#BlogFlash2013 Day 14 – Home

When you think of home, it conjures up warm images of family, safety, security and love. Some of us think back to our childhood’s, to happy times shared. Some of us will ponder on the homes we have now. But not everyone is lucky enough to have had a loving home . . .



Terry’s hands trembled as he penned his memoires. He recalled the beatings dished out for the slightest transgressions, the lumpy, uncomfortable beds and lack of blankets. He remembered tears shed at night in the long dormitory housing thirty boys, and Christmases where, if you were very lucky, you received an orange; also, the hand-me-down clothes which never fitted quite right, the rough towels and the smell of the awful soap.

Most of all, he remembered the lack of kindness, compassion and love.

As he gazed around his comfortable room, he shuddered at the memories of growing up in a children’s home.



24 thoughts on “#BlogFlash2013 Day 14 – Home

  1. Pingback: #BlogFlash2013- Day 14- Home | Donna L Sadd

  2. Wow, your writing is so powerful. I, too didn’t have a good life growing up but I’ve worked hard creating that happy life for my own children.

    • Thank you, Candy. I’m so sorry you didn’t have a good childhood, but kudos to you for rising above it and making sure your children do.

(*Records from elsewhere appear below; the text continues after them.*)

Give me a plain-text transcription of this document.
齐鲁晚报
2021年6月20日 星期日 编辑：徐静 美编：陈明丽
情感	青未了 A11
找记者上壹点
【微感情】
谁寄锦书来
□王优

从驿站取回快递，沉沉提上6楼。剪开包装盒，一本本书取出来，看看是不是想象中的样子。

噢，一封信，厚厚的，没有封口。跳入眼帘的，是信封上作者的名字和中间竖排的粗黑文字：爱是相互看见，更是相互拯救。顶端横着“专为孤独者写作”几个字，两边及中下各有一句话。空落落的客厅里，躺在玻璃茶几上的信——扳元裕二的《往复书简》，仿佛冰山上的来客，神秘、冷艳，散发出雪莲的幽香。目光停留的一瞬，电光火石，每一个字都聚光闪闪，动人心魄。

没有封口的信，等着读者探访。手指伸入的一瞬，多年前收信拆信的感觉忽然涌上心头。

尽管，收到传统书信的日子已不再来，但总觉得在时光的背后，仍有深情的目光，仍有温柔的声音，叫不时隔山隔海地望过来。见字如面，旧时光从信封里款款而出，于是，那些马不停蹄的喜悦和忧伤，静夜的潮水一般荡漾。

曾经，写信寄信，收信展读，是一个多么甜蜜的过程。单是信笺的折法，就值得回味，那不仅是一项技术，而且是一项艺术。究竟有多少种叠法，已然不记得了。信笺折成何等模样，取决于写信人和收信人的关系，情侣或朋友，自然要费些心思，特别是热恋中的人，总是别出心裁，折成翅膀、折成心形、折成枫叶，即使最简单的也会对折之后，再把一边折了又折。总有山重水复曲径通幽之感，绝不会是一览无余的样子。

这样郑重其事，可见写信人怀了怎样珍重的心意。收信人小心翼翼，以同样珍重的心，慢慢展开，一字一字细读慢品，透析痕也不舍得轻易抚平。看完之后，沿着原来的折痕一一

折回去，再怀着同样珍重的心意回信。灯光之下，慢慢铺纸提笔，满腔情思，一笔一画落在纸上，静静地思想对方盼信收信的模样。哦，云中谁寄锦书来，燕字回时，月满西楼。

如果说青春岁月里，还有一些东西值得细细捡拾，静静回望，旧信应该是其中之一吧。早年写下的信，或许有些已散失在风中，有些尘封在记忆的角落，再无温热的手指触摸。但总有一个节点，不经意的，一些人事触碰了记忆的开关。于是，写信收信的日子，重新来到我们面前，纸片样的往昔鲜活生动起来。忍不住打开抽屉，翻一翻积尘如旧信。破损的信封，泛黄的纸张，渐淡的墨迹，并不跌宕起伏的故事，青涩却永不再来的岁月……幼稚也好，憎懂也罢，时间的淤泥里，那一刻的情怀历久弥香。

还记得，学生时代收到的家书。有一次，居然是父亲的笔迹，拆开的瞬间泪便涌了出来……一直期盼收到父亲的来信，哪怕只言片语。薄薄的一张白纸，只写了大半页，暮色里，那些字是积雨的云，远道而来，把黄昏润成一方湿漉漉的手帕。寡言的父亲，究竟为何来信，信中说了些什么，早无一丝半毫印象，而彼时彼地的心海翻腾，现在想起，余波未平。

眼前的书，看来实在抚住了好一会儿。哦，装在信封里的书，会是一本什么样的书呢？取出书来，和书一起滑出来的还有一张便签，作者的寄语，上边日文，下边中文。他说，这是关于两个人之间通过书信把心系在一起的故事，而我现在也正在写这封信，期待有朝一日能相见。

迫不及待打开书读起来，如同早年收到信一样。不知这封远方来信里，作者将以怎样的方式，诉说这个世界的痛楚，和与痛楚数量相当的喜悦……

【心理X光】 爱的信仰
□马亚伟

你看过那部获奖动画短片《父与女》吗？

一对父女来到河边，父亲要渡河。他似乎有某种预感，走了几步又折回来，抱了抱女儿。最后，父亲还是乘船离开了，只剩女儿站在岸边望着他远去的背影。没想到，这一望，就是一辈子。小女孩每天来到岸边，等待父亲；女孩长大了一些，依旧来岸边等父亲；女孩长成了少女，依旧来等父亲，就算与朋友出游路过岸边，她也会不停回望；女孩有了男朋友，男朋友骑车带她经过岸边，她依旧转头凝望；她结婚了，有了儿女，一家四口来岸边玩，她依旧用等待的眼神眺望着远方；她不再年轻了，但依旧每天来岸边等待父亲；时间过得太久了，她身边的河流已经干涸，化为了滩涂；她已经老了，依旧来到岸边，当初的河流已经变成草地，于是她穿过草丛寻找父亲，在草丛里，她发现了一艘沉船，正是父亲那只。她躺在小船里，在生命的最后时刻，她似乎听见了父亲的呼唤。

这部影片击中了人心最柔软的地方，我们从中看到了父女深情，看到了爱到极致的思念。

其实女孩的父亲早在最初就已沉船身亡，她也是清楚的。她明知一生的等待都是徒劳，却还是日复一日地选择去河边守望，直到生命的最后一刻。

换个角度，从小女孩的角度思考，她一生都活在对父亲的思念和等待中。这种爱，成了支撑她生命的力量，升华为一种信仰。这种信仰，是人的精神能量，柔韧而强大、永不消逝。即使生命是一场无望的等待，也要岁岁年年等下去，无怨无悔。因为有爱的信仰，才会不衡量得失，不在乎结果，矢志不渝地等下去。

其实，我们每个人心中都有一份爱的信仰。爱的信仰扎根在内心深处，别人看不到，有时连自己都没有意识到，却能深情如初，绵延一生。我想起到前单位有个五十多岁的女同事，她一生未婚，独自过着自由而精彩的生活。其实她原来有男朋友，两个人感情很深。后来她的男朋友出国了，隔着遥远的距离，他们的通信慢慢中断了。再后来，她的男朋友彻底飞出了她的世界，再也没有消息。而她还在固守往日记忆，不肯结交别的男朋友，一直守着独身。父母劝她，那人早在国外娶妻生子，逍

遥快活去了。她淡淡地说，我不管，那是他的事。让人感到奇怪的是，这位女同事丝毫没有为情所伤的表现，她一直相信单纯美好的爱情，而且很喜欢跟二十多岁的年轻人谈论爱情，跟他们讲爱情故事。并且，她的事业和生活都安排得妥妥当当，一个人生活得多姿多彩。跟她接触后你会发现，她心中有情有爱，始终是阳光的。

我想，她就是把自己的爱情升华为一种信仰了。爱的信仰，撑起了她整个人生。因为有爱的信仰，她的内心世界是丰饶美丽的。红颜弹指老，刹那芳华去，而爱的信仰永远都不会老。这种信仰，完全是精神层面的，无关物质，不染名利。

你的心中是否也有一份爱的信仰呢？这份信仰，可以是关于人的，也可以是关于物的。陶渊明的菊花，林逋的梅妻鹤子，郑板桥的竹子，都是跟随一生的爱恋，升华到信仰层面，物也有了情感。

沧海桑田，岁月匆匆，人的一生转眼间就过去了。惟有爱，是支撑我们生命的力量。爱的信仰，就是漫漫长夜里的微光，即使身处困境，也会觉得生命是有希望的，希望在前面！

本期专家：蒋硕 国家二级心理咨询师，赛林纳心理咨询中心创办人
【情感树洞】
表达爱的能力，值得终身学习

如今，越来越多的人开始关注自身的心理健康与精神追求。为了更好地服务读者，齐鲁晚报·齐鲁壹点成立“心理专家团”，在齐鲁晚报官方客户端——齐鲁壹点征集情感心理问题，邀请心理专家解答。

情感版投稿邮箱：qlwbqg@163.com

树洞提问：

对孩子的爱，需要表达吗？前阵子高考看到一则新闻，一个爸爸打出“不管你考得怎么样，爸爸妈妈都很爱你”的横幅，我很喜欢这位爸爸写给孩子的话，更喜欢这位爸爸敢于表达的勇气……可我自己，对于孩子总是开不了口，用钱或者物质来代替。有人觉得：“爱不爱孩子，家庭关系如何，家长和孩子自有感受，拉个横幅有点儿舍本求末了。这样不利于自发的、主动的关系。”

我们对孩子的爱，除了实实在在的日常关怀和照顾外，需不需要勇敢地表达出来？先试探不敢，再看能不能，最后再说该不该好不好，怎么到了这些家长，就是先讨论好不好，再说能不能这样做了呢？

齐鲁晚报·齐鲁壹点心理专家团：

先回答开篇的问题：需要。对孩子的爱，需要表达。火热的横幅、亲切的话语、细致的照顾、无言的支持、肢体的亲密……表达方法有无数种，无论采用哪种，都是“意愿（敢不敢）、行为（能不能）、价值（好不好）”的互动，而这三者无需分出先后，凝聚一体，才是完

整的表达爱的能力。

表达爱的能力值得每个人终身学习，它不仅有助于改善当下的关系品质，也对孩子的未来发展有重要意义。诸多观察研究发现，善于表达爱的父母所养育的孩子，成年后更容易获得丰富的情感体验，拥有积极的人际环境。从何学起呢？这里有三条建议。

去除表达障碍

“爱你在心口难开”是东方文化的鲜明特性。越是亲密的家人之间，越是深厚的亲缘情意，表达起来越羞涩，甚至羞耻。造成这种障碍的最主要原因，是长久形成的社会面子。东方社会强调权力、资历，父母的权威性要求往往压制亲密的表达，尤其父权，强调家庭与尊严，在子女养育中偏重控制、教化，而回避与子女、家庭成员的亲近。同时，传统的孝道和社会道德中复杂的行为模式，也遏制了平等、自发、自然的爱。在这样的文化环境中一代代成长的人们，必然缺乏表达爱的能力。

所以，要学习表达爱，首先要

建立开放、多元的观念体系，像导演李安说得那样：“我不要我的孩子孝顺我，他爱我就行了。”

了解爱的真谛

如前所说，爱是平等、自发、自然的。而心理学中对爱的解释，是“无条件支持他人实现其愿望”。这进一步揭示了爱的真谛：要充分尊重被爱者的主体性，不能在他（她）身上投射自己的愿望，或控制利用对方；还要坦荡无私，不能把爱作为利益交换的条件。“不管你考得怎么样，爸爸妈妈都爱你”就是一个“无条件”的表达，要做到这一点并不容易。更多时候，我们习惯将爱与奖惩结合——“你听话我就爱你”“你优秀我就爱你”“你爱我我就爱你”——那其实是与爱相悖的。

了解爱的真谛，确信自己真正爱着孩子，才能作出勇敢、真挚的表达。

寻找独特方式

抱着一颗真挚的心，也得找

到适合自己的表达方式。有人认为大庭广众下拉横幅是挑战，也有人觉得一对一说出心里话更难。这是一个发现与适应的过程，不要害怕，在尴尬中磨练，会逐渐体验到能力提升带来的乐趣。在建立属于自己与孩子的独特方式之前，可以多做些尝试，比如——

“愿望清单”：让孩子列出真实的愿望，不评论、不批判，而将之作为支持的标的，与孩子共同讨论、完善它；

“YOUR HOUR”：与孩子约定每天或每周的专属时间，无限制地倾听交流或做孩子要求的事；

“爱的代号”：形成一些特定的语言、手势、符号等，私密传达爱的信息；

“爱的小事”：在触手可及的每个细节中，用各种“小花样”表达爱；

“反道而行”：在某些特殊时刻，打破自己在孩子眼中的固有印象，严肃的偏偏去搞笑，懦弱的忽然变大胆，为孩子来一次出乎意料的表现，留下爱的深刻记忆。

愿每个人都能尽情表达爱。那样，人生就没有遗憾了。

      This post is based on real events – it’s actually my father’s story (or a very small part of it). His father died before he was a year old and his mother couldn’t afford to keep her two youngest children at home, so they were placed in a children’s home. My dad was only about fourteen months old at the time and he stayed in there until he was old enough to get a job (which was about fourteen years old in those days).
      He rose above it, and was the kindest and most generous and loving man I’ve ever known. My dad’s name was Terry.

  3. Very touching piece especially being based on true events. So glad to know he over came his tragic beginning and come out of it a total opposite of how he grew up. Thank you for sharing!

  4. Everyone would agree that children’s homes are dreary and not the homelike environment we all crave. It makes me wonder if there are any positive, warm stories out there anywhere about someone growing up in such a place.


    • I’m sure there are happier stories, Linda, especially when legislation came in to protect children more, but life in these sorts of homes in the late 1920’s and through the 1930’s were quite cruel. loveless and sometimes brutal. My dad lived through it and he wasn’t given to exaggeration – if anything he tended to play things down.

    • It’s painful to think of how abandoned he felt as well as how the children were treated. However, I’m so proud of the man he became and how hard he worked to overcome his tough start in life.